Walla Walla Valley is the eastern-most vineyard area and a cross-border AVA with Oregon. It has the highest concentration of wineries as well as the oldest; Italian immigrants started growing grapes here in the 1850s.
‘Washington is just a dream place to make wine,’ said David Larsen of Soos Creek. ‘Except for a few low yields, fruit quality has always been high. I’ve never had a bad vintage – very few places in the world can say that.’ This is in part due to the 300 sunshine days a year as well as diurnal temperature differences of more than 20°C that help the grapes retain acidity and complexity. Warm, dry winds and few pest or disease threats also means the state is ideal for organic and biodynamic farming.
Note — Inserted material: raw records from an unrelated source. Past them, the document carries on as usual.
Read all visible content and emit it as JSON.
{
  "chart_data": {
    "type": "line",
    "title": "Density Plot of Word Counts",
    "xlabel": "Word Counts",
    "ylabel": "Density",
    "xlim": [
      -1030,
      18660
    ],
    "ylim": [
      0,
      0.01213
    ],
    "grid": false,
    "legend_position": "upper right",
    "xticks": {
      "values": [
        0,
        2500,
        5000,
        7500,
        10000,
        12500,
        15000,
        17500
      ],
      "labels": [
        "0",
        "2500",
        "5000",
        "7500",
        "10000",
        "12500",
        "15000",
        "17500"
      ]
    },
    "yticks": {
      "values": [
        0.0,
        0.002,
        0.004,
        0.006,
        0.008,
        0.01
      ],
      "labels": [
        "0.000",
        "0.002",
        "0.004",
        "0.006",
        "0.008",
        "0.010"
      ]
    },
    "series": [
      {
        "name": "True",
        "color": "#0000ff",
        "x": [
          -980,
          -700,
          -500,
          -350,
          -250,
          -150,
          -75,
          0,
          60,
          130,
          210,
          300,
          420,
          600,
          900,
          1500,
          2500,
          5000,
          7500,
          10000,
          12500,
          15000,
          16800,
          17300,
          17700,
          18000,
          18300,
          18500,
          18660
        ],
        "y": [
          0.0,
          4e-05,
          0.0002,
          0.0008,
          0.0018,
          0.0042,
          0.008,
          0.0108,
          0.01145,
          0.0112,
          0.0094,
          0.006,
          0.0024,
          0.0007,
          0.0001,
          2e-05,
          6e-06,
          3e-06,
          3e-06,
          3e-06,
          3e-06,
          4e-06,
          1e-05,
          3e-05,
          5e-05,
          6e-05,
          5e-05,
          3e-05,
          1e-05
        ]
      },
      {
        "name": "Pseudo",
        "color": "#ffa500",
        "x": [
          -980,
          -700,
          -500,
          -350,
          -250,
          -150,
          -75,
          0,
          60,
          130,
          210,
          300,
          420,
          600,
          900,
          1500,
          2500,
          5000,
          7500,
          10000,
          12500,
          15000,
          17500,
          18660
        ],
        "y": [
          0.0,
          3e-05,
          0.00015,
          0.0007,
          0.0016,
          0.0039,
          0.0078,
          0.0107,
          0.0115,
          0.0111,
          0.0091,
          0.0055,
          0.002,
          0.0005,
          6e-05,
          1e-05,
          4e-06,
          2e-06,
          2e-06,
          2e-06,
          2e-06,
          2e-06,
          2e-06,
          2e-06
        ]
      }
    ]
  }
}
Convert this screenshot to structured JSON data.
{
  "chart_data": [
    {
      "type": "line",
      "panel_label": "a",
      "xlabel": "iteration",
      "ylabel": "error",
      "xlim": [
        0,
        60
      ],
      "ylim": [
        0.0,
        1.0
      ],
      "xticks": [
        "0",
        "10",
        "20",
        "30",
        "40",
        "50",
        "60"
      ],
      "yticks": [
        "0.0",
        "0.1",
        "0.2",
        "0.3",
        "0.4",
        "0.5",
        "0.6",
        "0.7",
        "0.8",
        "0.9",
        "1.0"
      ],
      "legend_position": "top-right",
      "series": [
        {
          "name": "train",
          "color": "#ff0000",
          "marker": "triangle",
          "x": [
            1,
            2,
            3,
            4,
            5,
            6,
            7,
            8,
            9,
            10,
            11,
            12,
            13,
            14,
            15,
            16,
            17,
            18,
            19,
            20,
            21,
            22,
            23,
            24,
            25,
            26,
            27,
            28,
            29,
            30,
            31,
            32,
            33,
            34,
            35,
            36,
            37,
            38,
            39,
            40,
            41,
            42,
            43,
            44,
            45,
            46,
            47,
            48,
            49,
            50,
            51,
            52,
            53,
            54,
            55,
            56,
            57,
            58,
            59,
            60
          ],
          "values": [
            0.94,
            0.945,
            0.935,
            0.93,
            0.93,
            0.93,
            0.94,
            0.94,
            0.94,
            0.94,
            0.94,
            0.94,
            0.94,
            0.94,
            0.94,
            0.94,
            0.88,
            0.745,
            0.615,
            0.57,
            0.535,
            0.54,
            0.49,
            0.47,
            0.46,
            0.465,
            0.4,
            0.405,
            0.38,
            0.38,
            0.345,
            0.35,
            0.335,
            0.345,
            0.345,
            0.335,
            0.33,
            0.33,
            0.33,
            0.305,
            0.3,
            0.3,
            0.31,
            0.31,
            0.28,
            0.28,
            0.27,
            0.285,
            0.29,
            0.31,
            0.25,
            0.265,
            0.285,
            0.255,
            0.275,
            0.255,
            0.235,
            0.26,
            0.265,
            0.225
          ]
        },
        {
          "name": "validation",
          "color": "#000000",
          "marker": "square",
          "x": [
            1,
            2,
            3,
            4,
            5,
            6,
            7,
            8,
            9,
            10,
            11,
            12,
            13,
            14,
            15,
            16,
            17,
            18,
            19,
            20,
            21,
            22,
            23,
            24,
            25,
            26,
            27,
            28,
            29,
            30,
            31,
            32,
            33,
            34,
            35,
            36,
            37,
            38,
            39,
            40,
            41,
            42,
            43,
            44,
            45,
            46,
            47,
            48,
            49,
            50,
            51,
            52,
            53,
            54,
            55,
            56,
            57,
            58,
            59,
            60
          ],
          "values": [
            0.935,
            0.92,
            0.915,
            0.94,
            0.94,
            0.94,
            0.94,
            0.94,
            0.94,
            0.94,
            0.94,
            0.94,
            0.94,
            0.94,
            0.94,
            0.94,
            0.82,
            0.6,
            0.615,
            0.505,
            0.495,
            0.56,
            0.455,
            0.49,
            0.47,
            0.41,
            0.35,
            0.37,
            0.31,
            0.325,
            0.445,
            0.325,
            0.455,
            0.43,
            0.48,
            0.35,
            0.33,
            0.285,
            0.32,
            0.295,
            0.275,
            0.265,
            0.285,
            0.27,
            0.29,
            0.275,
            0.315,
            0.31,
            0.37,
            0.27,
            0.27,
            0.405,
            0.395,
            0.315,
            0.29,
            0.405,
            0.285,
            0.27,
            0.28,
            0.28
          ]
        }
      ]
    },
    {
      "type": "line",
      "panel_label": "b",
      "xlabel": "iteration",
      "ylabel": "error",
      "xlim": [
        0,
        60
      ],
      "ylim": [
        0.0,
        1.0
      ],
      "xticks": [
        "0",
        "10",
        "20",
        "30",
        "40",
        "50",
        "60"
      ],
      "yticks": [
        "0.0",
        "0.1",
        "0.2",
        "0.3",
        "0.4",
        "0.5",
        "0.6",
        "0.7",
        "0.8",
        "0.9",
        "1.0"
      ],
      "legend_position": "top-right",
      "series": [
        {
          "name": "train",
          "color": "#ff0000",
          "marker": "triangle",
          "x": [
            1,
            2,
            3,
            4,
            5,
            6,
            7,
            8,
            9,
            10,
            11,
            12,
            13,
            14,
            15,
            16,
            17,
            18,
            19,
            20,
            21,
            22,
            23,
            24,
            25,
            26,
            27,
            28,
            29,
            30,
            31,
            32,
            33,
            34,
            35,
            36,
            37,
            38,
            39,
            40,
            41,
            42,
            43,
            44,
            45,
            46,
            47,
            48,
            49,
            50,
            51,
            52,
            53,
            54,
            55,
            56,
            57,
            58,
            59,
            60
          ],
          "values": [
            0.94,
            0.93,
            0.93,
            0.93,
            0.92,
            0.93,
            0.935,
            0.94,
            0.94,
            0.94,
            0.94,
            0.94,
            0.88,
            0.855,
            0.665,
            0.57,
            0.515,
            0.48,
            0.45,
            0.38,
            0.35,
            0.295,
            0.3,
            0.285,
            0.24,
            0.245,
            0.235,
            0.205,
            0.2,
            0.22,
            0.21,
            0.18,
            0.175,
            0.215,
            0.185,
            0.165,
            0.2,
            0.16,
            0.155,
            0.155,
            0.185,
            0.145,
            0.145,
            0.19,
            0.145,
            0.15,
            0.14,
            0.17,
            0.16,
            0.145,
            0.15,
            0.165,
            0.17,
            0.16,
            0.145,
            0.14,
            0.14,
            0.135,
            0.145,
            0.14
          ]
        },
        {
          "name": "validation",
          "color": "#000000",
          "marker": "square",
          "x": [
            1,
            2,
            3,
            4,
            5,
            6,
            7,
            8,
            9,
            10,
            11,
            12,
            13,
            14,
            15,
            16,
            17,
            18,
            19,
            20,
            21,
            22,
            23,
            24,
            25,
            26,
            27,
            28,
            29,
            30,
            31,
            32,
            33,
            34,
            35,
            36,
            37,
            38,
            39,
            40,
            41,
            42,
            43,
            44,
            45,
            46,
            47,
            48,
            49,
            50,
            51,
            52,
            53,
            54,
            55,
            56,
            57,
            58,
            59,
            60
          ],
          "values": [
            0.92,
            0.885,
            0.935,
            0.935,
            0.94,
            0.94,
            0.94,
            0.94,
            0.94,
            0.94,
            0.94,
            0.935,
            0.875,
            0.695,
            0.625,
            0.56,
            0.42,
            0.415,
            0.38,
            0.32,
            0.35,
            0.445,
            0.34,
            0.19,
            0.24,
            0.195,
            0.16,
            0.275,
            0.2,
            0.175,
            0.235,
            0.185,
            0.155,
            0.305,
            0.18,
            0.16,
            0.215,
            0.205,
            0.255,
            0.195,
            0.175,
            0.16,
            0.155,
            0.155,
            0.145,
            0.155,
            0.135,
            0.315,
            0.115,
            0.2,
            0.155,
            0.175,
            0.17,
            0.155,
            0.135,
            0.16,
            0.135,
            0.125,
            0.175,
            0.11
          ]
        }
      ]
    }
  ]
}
Chateau Ste-Michelle, the state’s biggest and oldest winery, produces more than 7.5 million cases a year and accounts for 60% of all Washington wine exports. Amazingly, it’s also the world’s largest single producer of Riesling, with 1.3 million cases annually.
Riesling is the fourth most-planted variety, with 2,500ha, but Cabernet Sauvignon is king, with three times as many vines. Merlot and Chardonnay slot in between, but it is Syrah, with 1,850ha, that’s most exciting – and offers producers a useful point of difference against the Burgundian varieties of Oregon and California’s renown with Cabernet Sauvignon.
Moneyed-up Seattle locals working for Amazon, Microsoft and Starbucks buy up the best of the Washington wines – usually from the boutique estates that have no need to export. By consequence, it’s mainly wineries with big production volumes whose more affordable bottles we see on UK shelves or wine lists, such as the brands produced by Chateau Ste-Michelle and Charles Smith.
But as the following wines show, there are more wines than you think available to UK wine lovers. They’re not cheap, but quality is high and there’s a freshness often lacking in many similarly priced Californian wines.
It may have taken the rest of the world 30 years to catch on, but Washington wines have made it, and they’re here to stay.
Tina Gellie’s top 20 Washington State wine buys
Master Sommelier Greg Harrington established his winery in 2005. This is a stellar, meaty Syrah that typifies the ‘iron fist in a velvet glove’ idiom: a terroir-driven core of bramble fruit, earthy, mineral notes and hints of violet and bacon fat. Tight, tannic mouthfeel thanks to 19 months’ French oak.